Lent: Time to build solidarity with the poor
Everywhere throughout the world, the Church is one and the same: “Catholic” means “universal.” And everywhere throughout the world, to one degree or another, the Church is persecuted. Even here in our own country, once the bastion of religious liberty, the noose of bad law is tightening around us. People and policies against the moral law want to silence the Church, threatening to strangle our conscience. To submit is to tarnish or abandon the name of the Lord which we bear. To resist is to suffer ridicule, rejection, perhaps even beatings, imprisonment, or death, along with Jesus Christ.
Just for this reason, the Church every year gives us the season of Lent. The “suffering” of Lent makes us stronger in our faith. These purifying days teach us to live with Jesus in His suffering, so that, however much the world demands it of us, we can remain with Him in our suffering, too.
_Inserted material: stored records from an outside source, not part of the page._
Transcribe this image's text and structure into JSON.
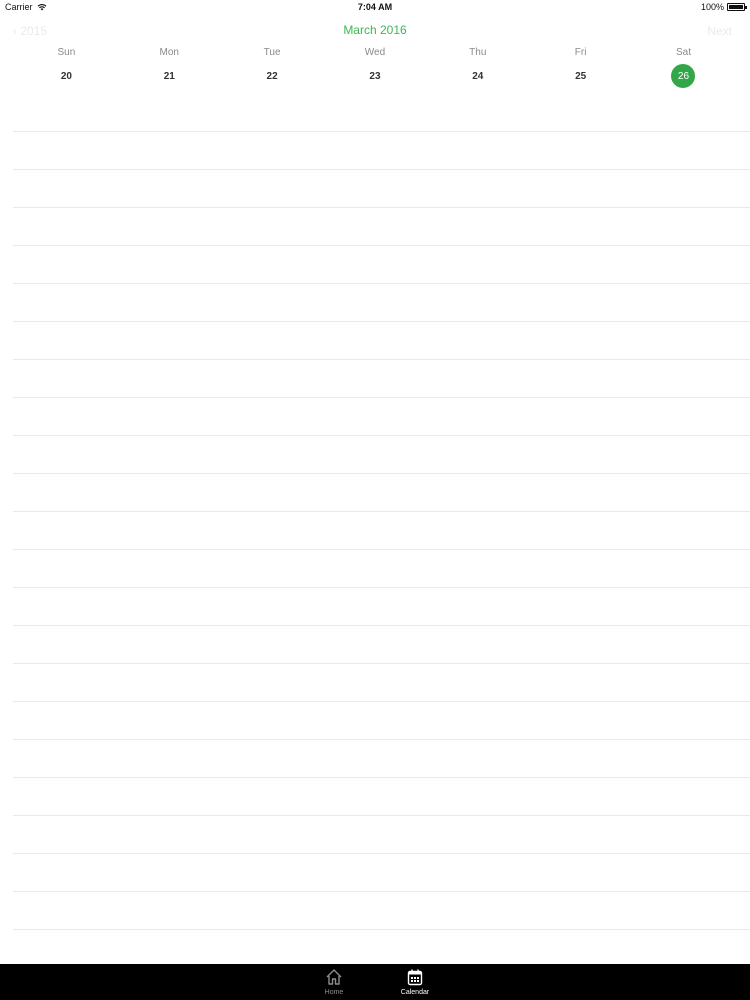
{
  "status_bar": {
    "carrier": "Carrier",
    "time": "7:04 AM",
    "battery_text": "100%",
    "battery_level": 1.0
  },
  "calendar": {
    "title": "March 2016",
    "prev_label": "‹ 2015",
    "next_label": "Next",
    "accent_color": "#33a64a",
    "days": [
      {
        "name": "Sun",
        "date": "20",
        "selected": false
      },
      {
        "name": "Mon",
        "date": "21",
        "selected": false
      },
      {
        "name": "Tue",
        "date": "22",
        "selected": false
      },
      {
        "name": "Wed",
        "date": "23",
        "selected": false
      },
      {
        "name": "Thu",
        "date": "24",
        "selected": false
      },
      {
        "name": "Fri",
        "date": "25",
        "selected": false
      },
      {
        "name": "Sat",
        "date": "26",
        "selected": true
      }
    ]
  },
  "tab_bar": {
    "home_label": "Home",
    "home_icon": "home-icon",
    "calendar_label": "Calendar",
    "calendar_icon": "calendar-icon",
    "active_tab": "Calendar"
  }
}
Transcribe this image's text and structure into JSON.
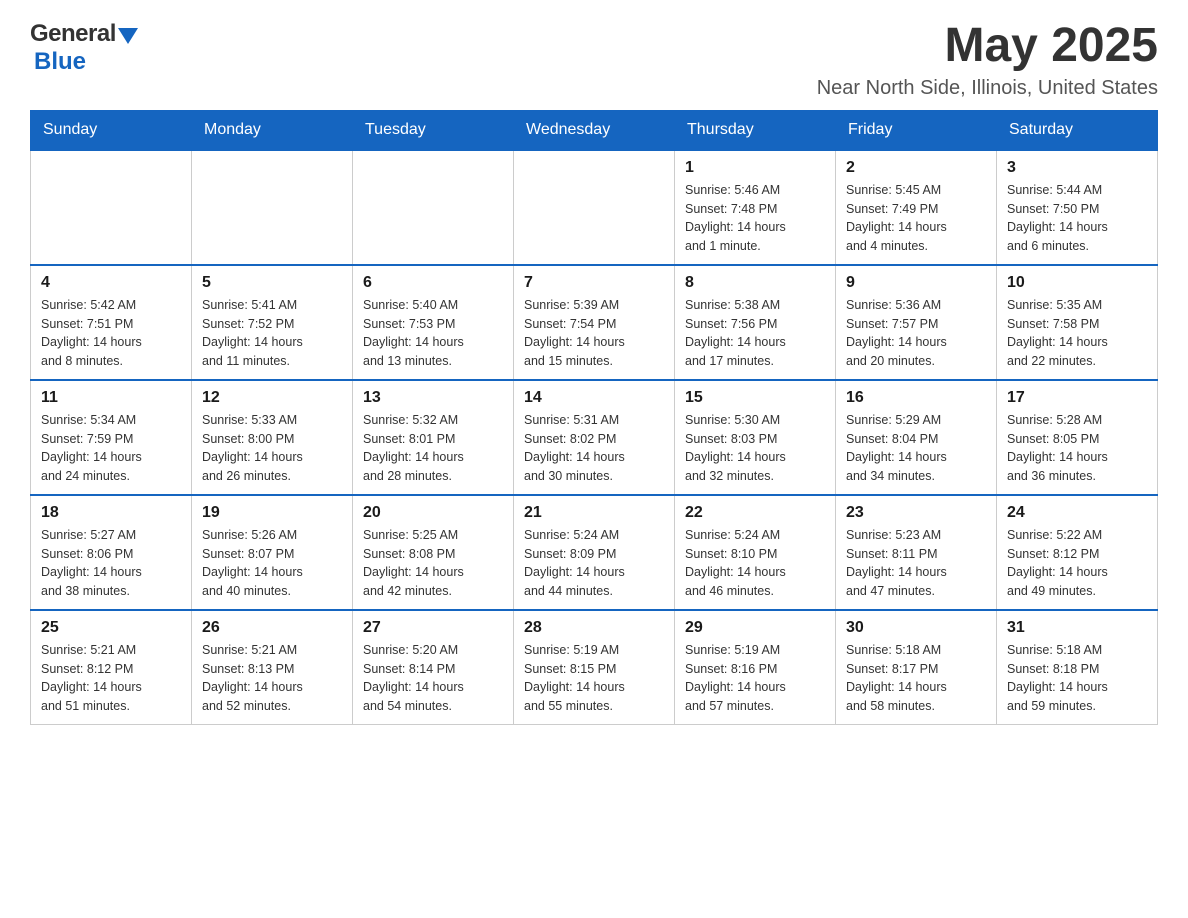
{
  "header": {
    "logo": {
      "general": "General",
      "blue": "Blue"
    },
    "title": "May 2025",
    "location": "Near North Side, Illinois, United States"
  },
  "weekdays": [
    "Sunday",
    "Monday",
    "Tuesday",
    "Wednesday",
    "Thursday",
    "Friday",
    "Saturday"
  ],
  "weeks": [
    {
      "days": [
        {
          "number": "",
          "info": ""
        },
        {
          "number": "",
          "info": ""
        },
        {
          "number": "",
          "info": ""
        },
        {
          "number": "",
          "info": ""
        },
        {
          "number": "1",
          "info": "Sunrise: 5:46 AM\nSunset: 7:48 PM\nDaylight: 14 hours\nand 1 minute."
        },
        {
          "number": "2",
          "info": "Sunrise: 5:45 AM\nSunset: 7:49 PM\nDaylight: 14 hours\nand 4 minutes."
        },
        {
          "number": "3",
          "info": "Sunrise: 5:44 AM\nSunset: 7:50 PM\nDaylight: 14 hours\nand 6 minutes."
        }
      ]
    },
    {
      "days": [
        {
          "number": "4",
          "info": "Sunrise: 5:42 AM\nSunset: 7:51 PM\nDaylight: 14 hours\nand 8 minutes."
        },
        {
          "number": "5",
          "info": "Sunrise: 5:41 AM\nSunset: 7:52 PM\nDaylight: 14 hours\nand 11 minutes."
        },
        {
          "number": "6",
          "info": "Sunrise: 5:40 AM\nSunset: 7:53 PM\nDaylight: 14 hours\nand 13 minutes."
        },
        {
          "number": "7",
          "info": "Sunrise: 5:39 AM\nSunset: 7:54 PM\nDaylight: 14 hours\nand 15 minutes."
        },
        {
          "number": "8",
          "info": "Sunrise: 5:38 AM\nSunset: 7:56 PM\nDaylight: 14 hours\nand 17 minutes."
        },
        {
          "number": "9",
          "info": "Sunrise: 5:36 AM\nSunset: 7:57 PM\nDaylight: 14 hours\nand 20 minutes."
        },
        {
          "number": "10",
          "info": "Sunrise: 5:35 AM\nSunset: 7:58 PM\nDaylight: 14 hours\nand 22 minutes."
        }
      ]
    },
    {
      "days": [
        {
          "number": "11",
          "info": "Sunrise: 5:34 AM\nSunset: 7:59 PM\nDaylight: 14 hours\nand 24 minutes."
        },
        {
          "number": "12",
          "info": "Sunrise: 5:33 AM\nSunset: 8:00 PM\nDaylight: 14 hours\nand 26 minutes."
        },
        {
          "number": "13",
          "info": "Sunrise: 5:32 AM\nSunset: 8:01 PM\nDaylight: 14 hours\nand 28 minutes."
        },
        {
          "number": "14",
          "info": "Sunrise: 5:31 AM\nSunset: 8:02 PM\nDaylight: 14 hours\nand 30 minutes."
        },
        {
          "number": "15",
          "info": "Sunrise: 5:30 AM\nSunset: 8:03 PM\nDaylight: 14 hours\nand 32 minutes."
        },
        {
          "number": "16",
          "info": "Sunrise: 5:29 AM\nSunset: 8:04 PM\nDaylight: 14 hours\nand 34 minutes."
        },
        {
          "number": "17",
          "info": "Sunrise: 5:28 AM\nSunset: 8:05 PM\nDaylight: 14 hours\nand 36 minutes."
        }
      ]
    },
    {
      "days": [
        {
          "number": "18",
          "info": "Sunrise: 5:27 AM\nSunset: 8:06 PM\nDaylight: 14 hours\nand 38 minutes."
        },
        {
          "number": "19",
          "info": "Sunrise: 5:26 AM\nSunset: 8:07 PM\nDaylight: 14 hours\nand 40 minutes."
        },
        {
          "number": "20",
          "info": "Sunrise: 5:25 AM\nSunset: 8:08 PM\nDaylight: 14 hours\nand 42 minutes."
        },
        {
          "number": "21",
          "info": "Sunrise: 5:24 AM\nSunset: 8:09 PM\nDaylight: 14 hours\nand 44 minutes."
        },
        {
          "number": "22",
          "info": "Sunrise: 5:24 AM\nSunset: 8:10 PM\nDaylight: 14 hours\nand 46 minutes."
        },
        {
          "number": "23",
          "info": "Sunrise: 5:23 AM\nSunset: 8:11 PM\nDaylight: 14 hours\nand 47 minutes."
        },
        {
          "number": "24",
          "info": "Sunrise: 5:22 AM\nSunset: 8:12 PM\nDaylight: 14 hours\nand 49 minutes."
        }
      ]
    },
    {
      "days": [
        {
          "number": "25",
          "info": "Sunrise: 5:21 AM\nSunset: 8:12 PM\nDaylight: 14 hours\nand 51 minutes."
        },
        {
          "number": "26",
          "info": "Sunrise: 5:21 AM\nSunset: 8:13 PM\nDaylight: 14 hours\nand 52 minutes."
        },
        {
          "number": "27",
          "info": "Sunrise: 5:20 AM\nSunset: 8:14 PM\nDaylight: 14 hours\nand 54 minutes."
        },
        {
          "number": "28",
          "info": "Sunrise: 5:19 AM\nSunset: 8:15 PM\nDaylight: 14 hours\nand 55 minutes."
        },
        {
          "number": "29",
          "info": "Sunrise: 5:19 AM\nSunset: 8:16 PM\nDaylight: 14 hours\nand 57 minutes."
        },
        {
          "number": "30",
          "info": "Sunrise: 5:18 AM\nSunset: 8:17 PM\nDaylight: 14 hours\nand 58 minutes."
        },
        {
          "number": "31",
          "info": "Sunrise: 5:18 AM\nSunset: 8:18 PM\nDaylight: 14 hours\nand 59 minutes."
        }
      ]
    }
  ]
}
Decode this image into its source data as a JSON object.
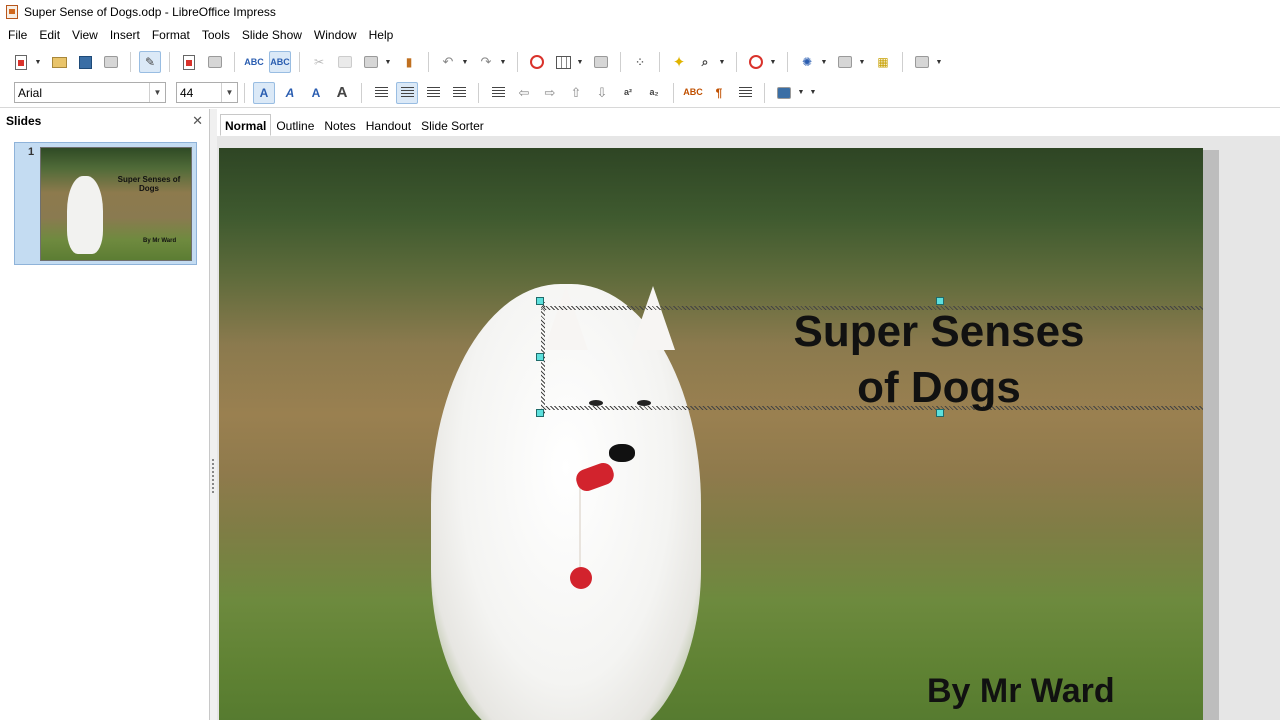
{
  "window": {
    "title": "Super Sense of Dogs.odp - LibreOffice Impress"
  },
  "menu": [
    "File",
    "Edit",
    "View",
    "Insert",
    "Format",
    "Tools",
    "Slide Show",
    "Window",
    "Help"
  ],
  "format_bar": {
    "font_name": "Arial",
    "font_size": "44"
  },
  "slides_pane": {
    "title": "Slides",
    "thumbnails": [
      {
        "number": "1",
        "title": "Super Senses of Dogs",
        "subtitle": "By Mr Ward"
      }
    ]
  },
  "view_tabs": [
    "Normal",
    "Outline",
    "Notes",
    "Handout",
    "Slide Sorter"
  ],
  "active_view_tab": "Normal",
  "slide": {
    "title_line1": "Super Senses",
    "title_line2": "of Dogs",
    "byline": "By Mr Ward"
  },
  "colors": {
    "selection_handle": "#5de0dd",
    "active_tab_bg": "#dbe9f7"
  }
}
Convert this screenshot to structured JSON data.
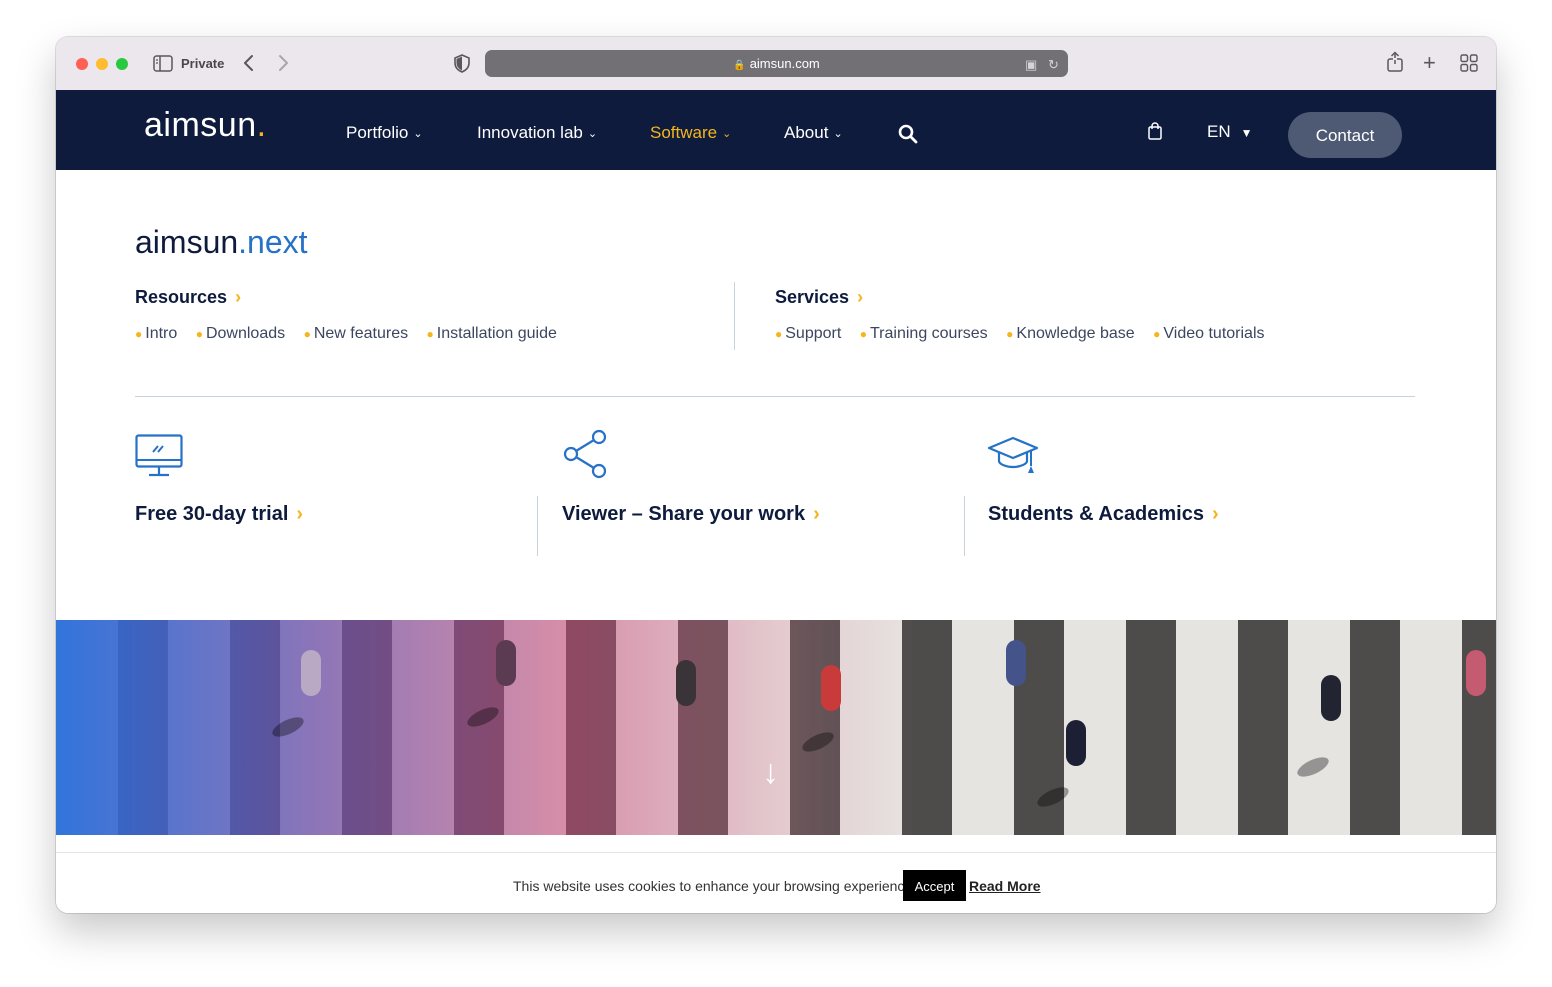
{
  "browser": {
    "private_label": "Private",
    "url": "aimsun.com"
  },
  "header": {
    "logo_text": "aimsun",
    "logo_dot": ".",
    "nav": [
      {
        "label": "Portfolio"
      },
      {
        "label": "Innovation lab"
      },
      {
        "label": "Software"
      },
      {
        "label": "About"
      }
    ],
    "language": "EN",
    "contact_label": "Contact"
  },
  "dropdown": {
    "product_main": "aimsun",
    "product_suffix": ".next",
    "resources": {
      "title": "Resources",
      "links": [
        "Intro",
        "Downloads",
        "New features",
        "Installation guide"
      ]
    },
    "services": {
      "title": "Services",
      "links": [
        "Support",
        "Training courses",
        "Knowledge base",
        "Video tutorials"
      ]
    },
    "features": [
      {
        "label": "Free 30-day trial"
      },
      {
        "label": "Viewer – Share your work"
      },
      {
        "label": "Students & Academics"
      }
    ]
  },
  "cookie": {
    "text": "This website uses cookies to enhance your browsing experience.",
    "accept": "Accept",
    "read_more": "Read More"
  },
  "colors": {
    "navy": "#0e1b3d",
    "accent_yellow": "#f5b51c",
    "accent_blue": "#2672c6"
  }
}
Lent begins with the sign of ashes, the ashes of false vanity and worldly glory. We belong to God alone, purchased out from slavery by the death of His dearly beloved Son. When we show the world the sign of the Cross marked in ash on our faces, we proclaim our steadfast loyalty to Him. We willingly die to the world for Him who died for us, in the little sufferings of our daily Lenten penances and mortifications. And we can readily accept this cost for our faith, if we look with hope and joy to His glorious Resurrection, knowing that His life is ours, and our true life can only be in and with Him.
The sign of the Cross marks us, not only in Lent, but our whole life. Under its light, we celebrate the mysteries of Christ together. We are made one Body in Him, encompassing every generation of the whole human race. We uphold each other in solidarity, in the celebrating and in the suffering.
This is why Ash Wednesday is a suitable day for our special collection for the Church throughout the world. Your generous prayers and your gifts to this collection will help build up the Church, for the conversion and salvation of the world, by building churches and schools, training and educating pastors and laypeople, publishing Catholic newspapers, sustaining orphanages, evangelizing and catechizing children and adults, and providing scholarships to Catholic students. Please visit www. usccb. org/nationalcollections to see full accounts of your gifts at work. Your solidarity, through material and spiritual giving, matters to your Catholic brothers and sisters in Central and Eastern Europe, Africa, and Latin America.
In the same way, solidarity with the poor, and especially with those suffering a poverty of faith, is greatly needed at home as well. On the first Sunday of Lent, you will again be asked to offer a gesture of solidarity with those fellow American Catholics who, by means of our traditional missions in this country, are served in Christ’s bounty. I ask you, most importantly, please to pray fervently for them and for our own poor, and to be generous in offering material support to our Catholic missions in this country.
For the same reasons, I encourage you to support Operation Rice Bowl throughout Lent. These donations help Catholic Relief Services provide food and clean water, and support sustainable agriculture, small businesses, and ethical health care, both at home and abroad. Please visit www. orb.crs.org /resources for more information on how you can participate in your parish, school, or home.
Thank you for your generosity. Please continue to pray for me, and for all priests, and for the liberty and exaltation of our holy mother, the Church.